Interne ou externe, la réglementation aura une importance primordiale pour la sécurité et la transparence de ces nouvelles Bourses. Mais les autorités de marché semblent surtout craindre que la dispersion des ordres à travers un nombre croissant de systèmes de négociations privés n'appauvrisse la liquidité de chaque marché et affecte la formation optimale des cours. C'est un des arguments qu'a retenu la commission de valeurs mobilières de l'Ontario pour restreindre les activités d'Instinet auprès des investisseurs de cet état du Canada. L'organisation internationale des commissions de valeurs mobilières reconnaît elle-même que cette crainte est sans doute exagérée, par rapports aux aspects positifs que cette concurrence devrait apporter pour améliorer encore la souplesse et l'efficience des marchés financiers dans leur rôle de relais entre l'épargne et l'économie.
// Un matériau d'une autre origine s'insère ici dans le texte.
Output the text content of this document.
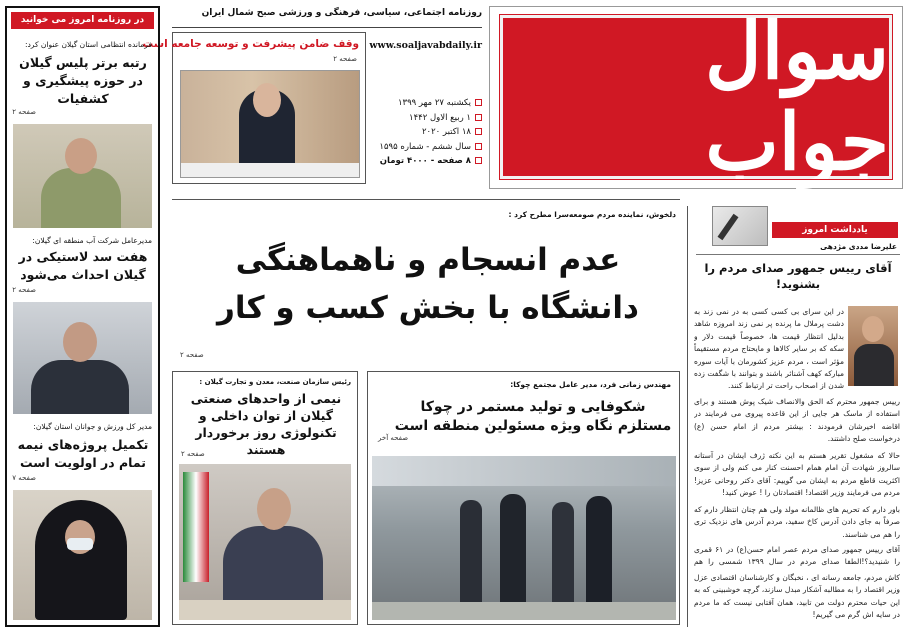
سوال جواب
روزنامه اجتماعی، سیاسی، فرهنگی و ورزشی صبح شمال ایران
وقف ضامن پیشرفت و توسعه جامعه است
صفحه ۲
www.soaljavabdaily.ir
یکشنبه ۲۷ مهر ۱۳۹۹
۱ ربیع الاول ۱۴۴۲
۱۸ اکتبر ۲۰۲۰
سال ششم - شماره ۱۵۹۵
۸ صفحه - ۴۰۰۰ تومان
در روزنامه امروز می خوانید
فرمانده انتظامی استان گیلان عنوان کرد:
رتبه برتر پلیس گیلان در حوزه پیشگیری و کشفیات
صفحه ۲
مدیرعامل شرکت آب منطقه ای گیلان:
هفت سد لاستیکی در گیلان احداث می‌شود
صفحه ۲
مدیر کل ورزش و جوانان استان گیلان:
تکمیل پروژه‌های نیمه تمام در اولویت است
صفحه ۷
دلخوش، نماینده مردم صومعه‌سرا مطرح کرد :
عدم انسجام و ناهماهنگی دانشگاه با بخش کسب و کار
صفحه ۲
رئیس سازمان صنعت، معدن و تجارت گیلان :
نیمی از واحدهای صنعتی گیلان از توان داخلی و تکنولوژی روز برخوردار هستند
صفحه ۲
مهندس زمانی فرد، مدیر عامل مجتمع چوکا:
شکوفایی و تولید مستمر در چوکا مستلزم نگاه ویژه مسئولین منطقه است
صفحه آخر
یادداشت امروز
علیرضا مددی مژدهی
آقای رییس جمهور صدای مردم را بشنوید!
در این سرای بی کسی کسی به در نمی زند به دشت پرملال ما پرنده پر نمی زند امروزه شاهد بدلیل انتظار قیمت ها، خصوصاً قیمت دلار و سکه که بر سایر کالاها و مایحتاج مردم مستقیماً مؤثر است ، مردم عزیز کشورمان با آیات سوره مبارکه کهف آشنائر باشند و بتوانند با شگفت زده شدن از اصحاب راحت تر ارتباط کنند.
رییس جمهور محترم که الحق والانصاف شیک پوش هستند و برای استفاده از ماسک هر جایی از این قاعده پیروی می فرمایند در اقاضه اخیرشان فرمودند : بیشتر مردم از امام حسن (ع) درخواست صلح داشتند.
حالا که مشغول تقریر هستم به این نکته ژرف ایشان در آستانه سالروز شهادت آن امام همام احسنت کنار می کنم ولی از سوی اکثریت قاطع مردم به ایشان می گوییم: آقای دکتر روحانی عزیز! مردم می فرمایند وزیر اقتصاد! اقتصادتان را ! عوض کنید!
باور دارم که تحریم های ظالمانه مولد ولی هم چنان انتظار دارم که صرفاً به جای دادن آدرس کاخ سفید، مردم آدرس های نزدیک تری را هم می شناسند.
آقای رییس جمهور صدای مردم عصر امام حسن(ع) در ۶۱ قمری را شنیدید؟!الطفا صدای مردم در سال ۱۳۹۹ شمسی را هم
کاش مردم، جامعه رسانه ای ، نخبگان و کارشناسان اقتصادی عزل وزیر اقتصاد را به مطالبه آشکار مبدل سازند، گرچه خوشبینی که به این حیات محترم دولت من تابید، همان آفتابی نیست که ما مردم در سایه اش گرم می گیریم!
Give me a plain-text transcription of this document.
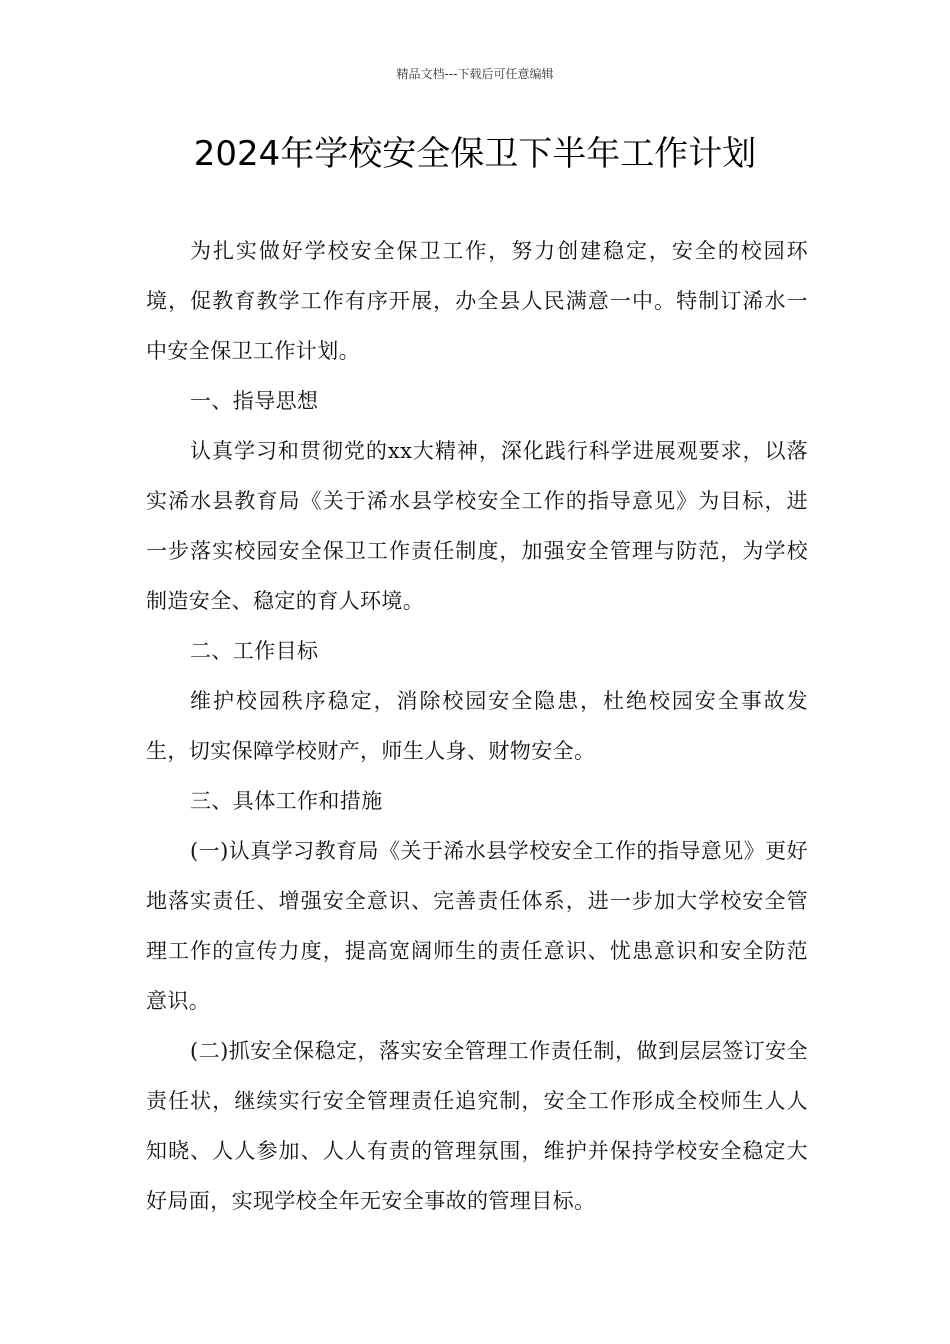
精品文档---下载后可任意编辑
2024年学校安全保卫下半年工作计划

为扎实做好学校安全保卫工作，努力创建稳定，安全的校园环境，促教育教学工作有序开展，办全县人民满意一中。特制订浠水一中安全保卫工作计划。

一、指导思想

认真学习和贯彻党的xx大精神，深化践行科学进展观要求，以落实浠水县教育局《关于浠水县学校安全工作的指导意见》为目标，进一步落实校园安全保卫工作责任制度，加强安全管理与防范，为学校制造安全、稳定的育人环境。

二、工作目标

维护校园秩序稳定，消除校园安全隐患，杜绝校园安全事故发生，切实保障学校财产，师生人身、财物安全。

三、具体工作和措施

(一)认真学习教育局《关于浠水县学校安全工作的指导意见》更好地落实责任、增强安全意识、完善责任体系，进一步加大学校安全管理工作的宣传力度，提高宽阔师生的责任意识、忧患意识和安全防范意识。

(二)抓安全保稳定，落实安全管理工作责任制，做到层层签订安全责任状，继续实行安全管理责任追究制，安全工作形成全校师生人人知晓、人人参加、人人有责的管理氛围，维护并保持学校安全稳定大好局面，实现学校全年无安全事故的管理目标。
Comme dans la privatisation de tout service public, seule une concurrence loyale entre les Bourses privées en fera triompher les meilleurs aspects.

Gilles Pouzin

Le filon des entreprises de marché
Nom Spécialité Volume de transactions en milliards de dollars Chiffre d'affaires en millions de dollars Bénéfices en millions de dollars Capital et réserves en millions de dollars Propriétaires
New York Stock Exch. (NYSE) Grosses valeurs américaines 2283 445 54 339 1366 membres ayant un droit de répartition
Nasdaq Petites valeurs américaines 1350 332 49 269 5296 maisons de titres membres de la NASD
London Stock Exchange (Seaq) Actions anglaises et étrangères 1926 311 10 190 386 membres (dont 44 sociétés de personnes)
Instinet Actions de 31 bourses mondiales n.c. 169 54 (2) n.c. filiale 100% du groupe Reuters
SBF-Bourse de Paris Actions françaises 167 119 37 221 49 sociétés de Bourse actionnaires
Matif Marché à terme français 72 (1) 107 29 188 (2) 1/3 SBF; 1/3 banques; 1/3 assureurs
Liffe Marché à terme international 102 (1) 141 31 82 200 membres dont 20% US et 20% Japonais
Données 1993, conversion au cours moyen du dollar en 1993, 1$=5,67 francs, 1£=8,51 francs.
(1) les marchés à terme mesurent leur activité en millions de contrats d'options ou de futures, pour le Liffe, les 102 millions de contrats traités en 1993 représentaient une valeur sous-jacente proche de 200 000 milliards de francs.
(2) 776,7 millions de francs de capitaux propres et 292 millions de francs de dividendes distribués, soit 1,07 milliard de francs (188 millions de dollars).